BAY VILLAGE – For OutRun Ovarian Cancer founder Gretchen Nock, the run to get the race done never ends even though the 14th and latest version of the annual 5K run/walk event will be held Saturday in downtown Cleveland.

“We work on it all through the year,” said the longtime Bay Village resident. ‘It’s not just having the race on race day. We have fashion shows and other smaller events throughout the year to draw attention to and raise funds for the event. And there always is work and preparation going on to help people and get the event done. We’re fortunate to have a group of dedicated volunteers who work on it all the time.”

Key events and times include:

7:15 a.m. – Race Day Registration and Late Packet Pickup

8:00 a.m. – Celebration Rally

8:30 a.m. – Survivors’ Tribute

8:50 a.m. – Survivor Group Photo

9:00 a.m. – 5K Race Start

9:05 a.m. – 1-Mile Family Fun Run Start

10:00 a.m. -Awards Ceremony



1 Mile


5K (B-Tag chip timed)

1 Mile (Untimed)

Team registration/team participant registration closed last week while individual registration ended Monday. However, they will still accept in-person individual registration Saturday morning starting at 7:15.

Nock and her team call tell you numbers such as 28,000 women in the United States will be diagnosed with ovarian cancer this year. She’ll tell you proudly the race has raised nearly $1 million in its 14-year history that is used to provide a wide range of resources to help ovarian cancer survivors, as well as their family, friends and caregivers.
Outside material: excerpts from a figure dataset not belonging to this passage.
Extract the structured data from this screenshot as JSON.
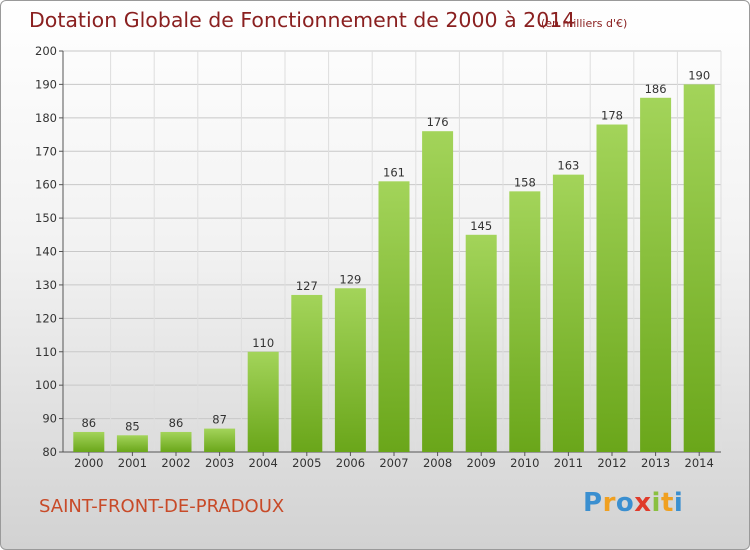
{
  "header": {
    "title": "Dotation Globale de Fonctionnement de 2000 à 2014",
    "unit": "(en milliers d'€)"
  },
  "footer": {
    "commune": "SAINT-FRONT-DE-PRADOUX",
    "logo_letters": [
      "P",
      "r",
      "o",
      "x",
      "i",
      "t",
      "i"
    ]
  },
  "colors": {
    "title": "#8a2020",
    "commune": "#c84a28",
    "bar_light": "#a3d45a",
    "bar_dark": "#6aa61a",
    "logo": [
      "#3a8fd0",
      "#f0a020",
      "#3a8fd0",
      "#e03a2a",
      "#8ac040",
      "#f0a020",
      "#3a8fd0"
    ]
  },
  "chart_data": {
    "type": "bar",
    "categories": [
      "2000",
      "2001",
      "2002",
      "2003",
      "2004",
      "2005",
      "2006",
      "2007",
      "2008",
      "2009",
      "2010",
      "2011",
      "2012",
      "2013",
      "2014"
    ],
    "values": [
      86,
      85,
      86,
      87,
      110,
      127,
      129,
      161,
      176,
      145,
      158,
      163,
      178,
      186,
      190
    ],
    "title": "Dotation Globale de Fonctionnement de 2000 à 2014",
    "subtitle": "(en milliers d'€)",
    "xlabel": "",
    "ylabel": "",
    "ylim": [
      80,
      200
    ],
    "yticks": [
      80,
      90,
      100,
      110,
      120,
      130,
      140,
      150,
      160,
      170,
      180,
      190,
      200
    ],
    "grid": true
  }
}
Those resources also are extended to area medical facilities like the Cleveland Clinic, University Hospital and Cleveland Metrohealth Hospital.

“We want to find a way to beat and get rid of ovarian cancer, but a large part of our work is devoted to helping the survivors of ovarian cancer, as well as their family and friends and caregivers,” she said. “We want people to know we’re there for them. And we’re fortunate to have not just one, but three first class medical institutions in the Clinic, University Hospitals and Metro. We’ve provided resources to all three which help deal with ovarian cancer and help people affected by it who are being treated at the hospitals.”

Like many people, Nock got into the fight against ovarian cancer because of a personal connection. Both her aunt, Rosemary Eaton, and mother, Elizabeth Gibbons, had ovarian cancer.

“We find so many people like that, where a relative or close friend has had it and they’ve all been affected by it,” she said. “It makes for a lot of caring people and understanding of what people have been going through. It also gives all a strong bond and willingness to help each other and work together as a team to get these things done.”

Nock emphasizes she is a strong advocate of the team concept and demurs when you talk to her about founding the event and still working to get it done.

“There’s no way we get this done without a lot of people involved in the entire thing,” she said. “Jim and Ellena Muraco, pretty much organize and take care of the actual race part of this along with many other things. There’s no way this gets done without them. And the other people are just amazing as well, whether it’s the survivors and their family and caregivers, people who care and are participating and other volunteers, people and groups who do many things to get this done,” she said.

Nock notes the event has come a long way in 14 years.

“Our first year at University Circle we probably had about 300 people in runners and participants, with the volunteers probably outnumbering the runners in that,” she said. “This year we’re expecting about 2,500 to 3,000 people and its still growing.”

Nock is quick to credit the greater Cleveland area as well.

“This is just a great location at the Rock Hall with downtown Cleveland and Lake Erie so near to us,” she said. “When we have the survivors rally and look around it’s just great to see. We’ve come here every year after the first year at University Circle and it’s always great for helping us get support.”

Nock also praises her hometown, Bay Village as providing a fine example.

“There are a lot of hard-working people there,” she said. “Something gets started in Bay, it gets done. That’s just how people are. There are a lot of Bay Village people involved in this. Jane Finley is a Bay High School sophomore (who has beaten back cancer herself) will be singing the national anthem and there are many others who take part and do a lot of things.”

For Nock, helping out is still the primary goal. Not only can people find information about the race on the website , they also can find information about early detection signs for ovarian council, medical and resource information and other resources that can help people deal with the disease.

“We got into this to help people, that’s something that we will always be working on,” she said.